Napoli, tre marescialli della GDF (Guardia di Finanza) di Napoli sono stati arrestati con l’accusa di aver chiesto ed ottenuto somme di denaro per consentire il superamento del concorso per entrare nella Gdf.

Come sappiamo, il reclutamento di personale nel Corpo della GDF (Guardia di Finanza) avviene esclusivamente previo superamento di pubblici concorsi, periodicamente pubblicati, per le tre categorie ufficiali, ispettori e finanzieri. Possono partecipare i cittadini italiani, anche se non appartenenti al territorio della Repubblica o se già alle armi, che godano dei diritti civili e politici, non siano stati destituiti o dispensati dall’impiego presso una pubblica amministrazione. Come tutti i concorsi pubblici il superamento di questi non è cosa da molti poiché presentano varie fasi con difficoltà crescenti e solo i più meritevoli vanno avanti. Tuttavia, vi si presentano, tutt’oggi, cospicui casi in cui vengono a galla corruzione da parte di diversi funzionari o favoritismi per “aiutare” determinati individui e metterli su un piano superiore rispetto agli altri.

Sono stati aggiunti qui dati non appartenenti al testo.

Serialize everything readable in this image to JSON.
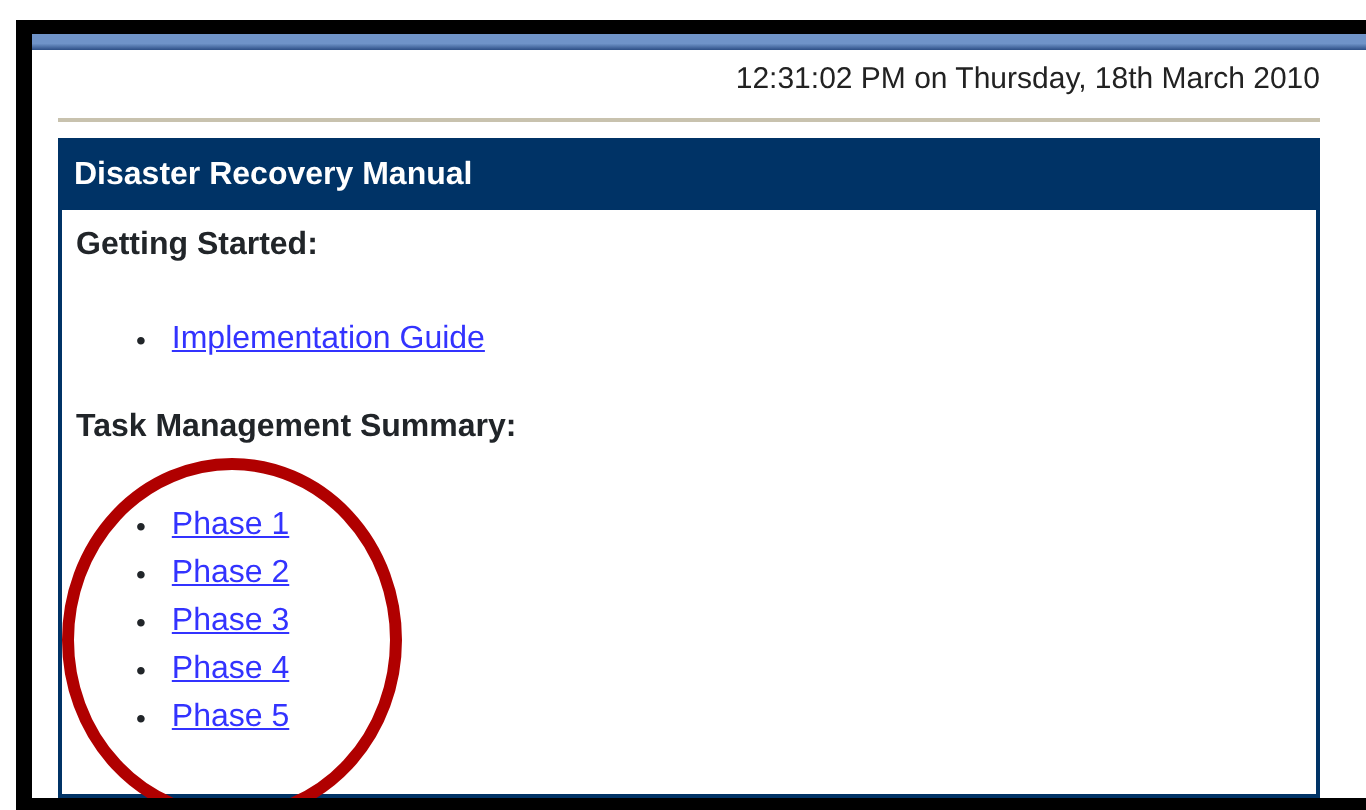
{
  "timestamp": "12:31:02 PM on Thursday, 18th March 2010",
  "panel": {
    "title": "Disaster Recovery Manual",
    "sections": [
      {
        "heading": "Getting Started:",
        "links": [
          {
            "bullet": "•",
            "label": "Implementation Guide"
          }
        ]
      },
      {
        "heading": "Task Management Summary:",
        "links": [
          {
            "bullet": "•",
            "label": "Phase 1"
          },
          {
            "bullet": "•",
            "label": "Phase 2"
          },
          {
            "bullet": "•",
            "label": "Phase 3"
          },
          {
            "bullet": "•",
            "label": "Phase 4"
          },
          {
            "bullet": "•",
            "label": "Phase 5"
          }
        ]
      }
    ]
  }
}
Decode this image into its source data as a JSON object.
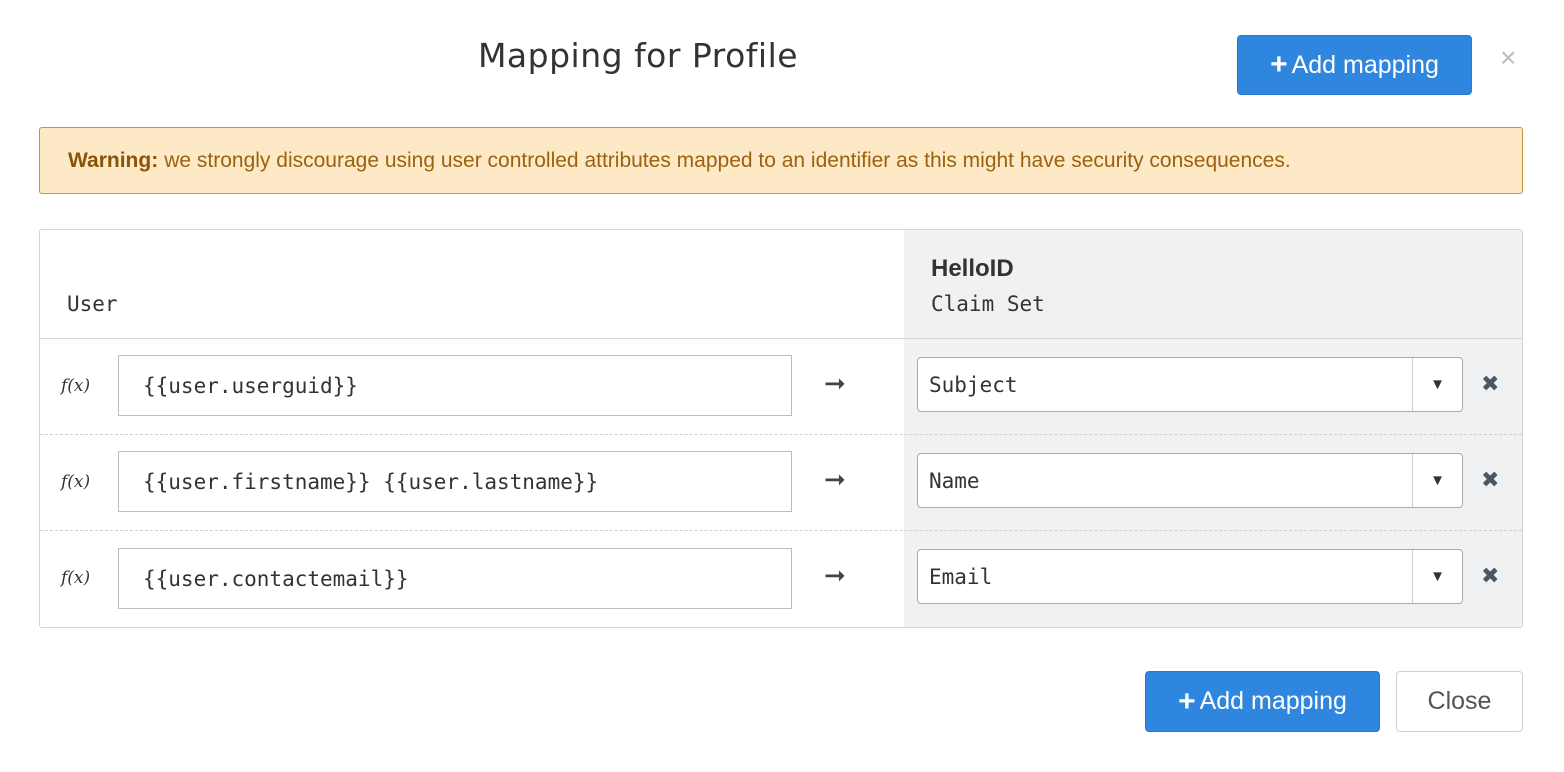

Gli arresti che hanno visto coinvolti tre marescialli della GDF di Napoli  sono stati eseguiti al termine di una indagine svolta dalla stessa Guardia di Finanza di Napoli e coordinata dal procuratore aggiunto Alfonso D’Avino e dal pm Giancarlo Novelli. I reati contestati ai tre marescialli sono quelli  di corruzione e millantato credito, ossia, delitto commesso da coloro che vantando un’efficace influenza su un pubblico ufficiale e su un incaricato di un pubblico servizio, riceve o fa dare o fa promettere, a sé o ad altri, denaro o altra utilità, come prezzo della propria mediazione verso il pubblico ufficiale o impiegato.